L'auberge de la Loue où Charles Ritz posait sa canne
La Loue est une rivière de pêcheurs, et Chenecey-Buillon en est l'une des adresses. Chez Gervais s'y tient depuis plusieurs générations, assez longtemps pour avoir vu défiler les plus grands lanceurs à la mouche, réunis ici au moment de l'éclosion des petites mouches grises. Charles Ritz y était un habitué. Edgar Faure y avait sa place. Michel Gervais, dernier cuisinier de la famille en activité, avait appris chez Ritz à Paris. La maison a depuis été reprise et restaurée de fond en comble, toiture, foyer, chauffage, isolation et terrasse, avec un concours de la région. Elle a gardé sa terrasse sur l'eau.
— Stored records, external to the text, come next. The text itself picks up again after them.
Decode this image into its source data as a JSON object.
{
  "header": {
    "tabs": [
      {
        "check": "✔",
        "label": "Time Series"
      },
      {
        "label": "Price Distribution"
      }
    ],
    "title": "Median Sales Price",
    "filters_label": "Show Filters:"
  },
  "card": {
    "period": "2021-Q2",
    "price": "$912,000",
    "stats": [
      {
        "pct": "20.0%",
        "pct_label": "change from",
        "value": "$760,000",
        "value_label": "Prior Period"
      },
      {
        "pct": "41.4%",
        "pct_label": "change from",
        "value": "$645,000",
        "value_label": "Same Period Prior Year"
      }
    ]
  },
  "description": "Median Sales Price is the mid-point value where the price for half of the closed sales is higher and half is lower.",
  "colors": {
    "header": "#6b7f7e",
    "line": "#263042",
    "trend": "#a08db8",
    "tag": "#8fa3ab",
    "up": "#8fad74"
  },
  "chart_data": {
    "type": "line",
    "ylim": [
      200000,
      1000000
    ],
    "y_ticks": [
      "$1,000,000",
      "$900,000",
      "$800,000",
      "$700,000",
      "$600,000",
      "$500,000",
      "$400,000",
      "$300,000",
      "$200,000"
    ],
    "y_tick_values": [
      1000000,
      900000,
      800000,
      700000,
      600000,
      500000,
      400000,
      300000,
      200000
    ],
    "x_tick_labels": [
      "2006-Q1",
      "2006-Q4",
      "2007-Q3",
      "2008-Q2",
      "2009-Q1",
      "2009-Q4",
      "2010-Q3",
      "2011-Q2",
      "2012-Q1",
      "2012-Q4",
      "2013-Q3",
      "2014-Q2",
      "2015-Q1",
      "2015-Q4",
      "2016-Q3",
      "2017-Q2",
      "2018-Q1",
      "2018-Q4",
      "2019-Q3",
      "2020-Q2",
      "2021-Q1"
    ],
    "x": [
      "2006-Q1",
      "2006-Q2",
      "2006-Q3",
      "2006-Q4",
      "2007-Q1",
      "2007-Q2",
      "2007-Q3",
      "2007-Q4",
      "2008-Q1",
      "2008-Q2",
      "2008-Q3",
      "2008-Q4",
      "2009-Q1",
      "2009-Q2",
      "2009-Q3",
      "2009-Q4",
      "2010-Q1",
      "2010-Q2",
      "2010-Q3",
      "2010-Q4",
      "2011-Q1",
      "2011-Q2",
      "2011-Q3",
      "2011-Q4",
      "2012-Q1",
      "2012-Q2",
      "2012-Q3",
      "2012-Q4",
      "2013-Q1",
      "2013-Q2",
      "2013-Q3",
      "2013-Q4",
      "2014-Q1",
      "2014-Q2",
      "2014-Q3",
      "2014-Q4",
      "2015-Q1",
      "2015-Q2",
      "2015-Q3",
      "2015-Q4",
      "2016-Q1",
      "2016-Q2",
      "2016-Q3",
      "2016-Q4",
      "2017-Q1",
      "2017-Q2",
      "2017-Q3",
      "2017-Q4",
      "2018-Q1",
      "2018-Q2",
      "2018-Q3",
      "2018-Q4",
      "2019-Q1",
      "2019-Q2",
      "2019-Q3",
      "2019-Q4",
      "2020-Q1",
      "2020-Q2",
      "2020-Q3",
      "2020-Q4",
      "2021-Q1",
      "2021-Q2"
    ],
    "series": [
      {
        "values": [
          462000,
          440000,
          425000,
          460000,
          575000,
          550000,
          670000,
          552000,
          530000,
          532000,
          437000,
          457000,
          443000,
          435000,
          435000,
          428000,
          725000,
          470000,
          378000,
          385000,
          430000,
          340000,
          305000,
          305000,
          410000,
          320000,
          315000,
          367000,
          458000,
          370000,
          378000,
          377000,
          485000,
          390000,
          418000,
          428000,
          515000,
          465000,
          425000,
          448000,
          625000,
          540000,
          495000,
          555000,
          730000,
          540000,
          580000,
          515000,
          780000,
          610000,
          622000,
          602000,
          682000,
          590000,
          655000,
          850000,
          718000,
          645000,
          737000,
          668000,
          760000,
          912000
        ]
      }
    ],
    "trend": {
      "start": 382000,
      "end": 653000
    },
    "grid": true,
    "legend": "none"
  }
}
Pourquoi cette adresse fonctionne
Trois raisons. La première est cette histoire, qui n'est pas un argument de plaquette : elle explique la cuisine, la clientèle de pêcheurs et la façon dont la maison regarde la rivière. La deuxième est la rénovation, menée pour ramener le bâtiment au niveau d'un quatre étoiles de 1935, avec des salles de bains en marbre et des volumes que l'on ne construit plus. La troisième est la table, qui a gardé ses classiques de Franche-Comté au lieu de les lisser pour suivre la mode.
Pourquoi cet emplacement
On est dans la vallée de la Loue, au sud-ouest de Besançon, dans un village posé sur la rivière. La terrasse donne directement sur l'eau, et c'est l'essentiel du lieu : on y déjeune au bruit du courant. La pêche à la mouche se pratique sur place, et la vallée se remonte vers Ornans et les falaises qui ont fait la peinture de Courbet. La saline royale d'Arc-et-Senans, classée à l'UNESCO, est dans le même rayon. Quingey, dont dépend l'adresse postale, est à deux pas.
L'essentiel en bref
Prix : €€€
Ambiance : auberge de rivière, institution, pêche à la mouche
Chambres : dix chambres de vingt-deux à trente-trois mètres carrés, plafonds de plus de quatre mètres, salles de bains en marbre
Idéal pour : pêcheurs à la mouche, amateurs de cuisine régionale, escapades dans la vallée de la Loue
Ce que nous préférons ici : la terrasse posée sur l'eau, là où Charles Ritz venait lancer
Table : poissons de rivière, croûte forestière aux champignons, volaille fermière aux morilles, truite au vin jaune
Équipements : terrasse au bord de la rivière, bar, jardin, lits bébé gratuits, trois chambres avec baignoire
À voir aux alentours : vallée de la Loue, Ornans et le pays de Courbet, saline royale d'Arc-et-Senans, Besançon
Une cuisine de rivière et de sous-bois
La carte est un inventaire de Franche-Comté. Les poissons viennent de la rivière, sandre, brochet et chevesne, et la truite se sert au vin jaune. À côté, les classiques tiennent bon : foie gras, pieds de porc croustillants, croûte forestière aux champignons, volaille fermière aux morilles, lièvre farci, et un cœur coulant au chocolat pour finir. La maison parle d'une cuisine simple faite de produits frais, ce qui est exactement ce que l'on vient chercher. Le service a lieu midi et soir, jusqu'à 21 heures.
Dix chambres côté Loue, quatre mètres de plafond
Les chambres sont la surprise de la maison. Dix en tout, de vingt-deux à trente-trois mètres carrés, avec des plafonds de plus de quatre mètres et des salles de bains en marbre à grandes douches ; trois disposent d'une baignoire. Lits king-size ou lits simples selon les configurations, et les chambres historiques, celles où dormait Charles Ritz, sont tournées vers la rivière. Il n'y a ni minibar ni service en chambre, et la télévision se demande : le parti pris est assumé et cohérent.
Ce qu'il faut savoir avant de réserver
Le restaurant ferme le lundi soir, ainsi que le mardi et le mercredi toute la journée : à vérifier avant de caler un séjour, car la table fait une bonne part de l'intérêt. L'arrivée se fait à partir de 15 heures et jusqu'à 22 heures, le départ avant 11 heures. L'accès se fait exclusivement par les escaliers, la maison n'est donc pas praticable en fauteuil. Les enfants sont accueillis, avec menus et lits bébé gratuits ; les animaux ne sont pas acceptés.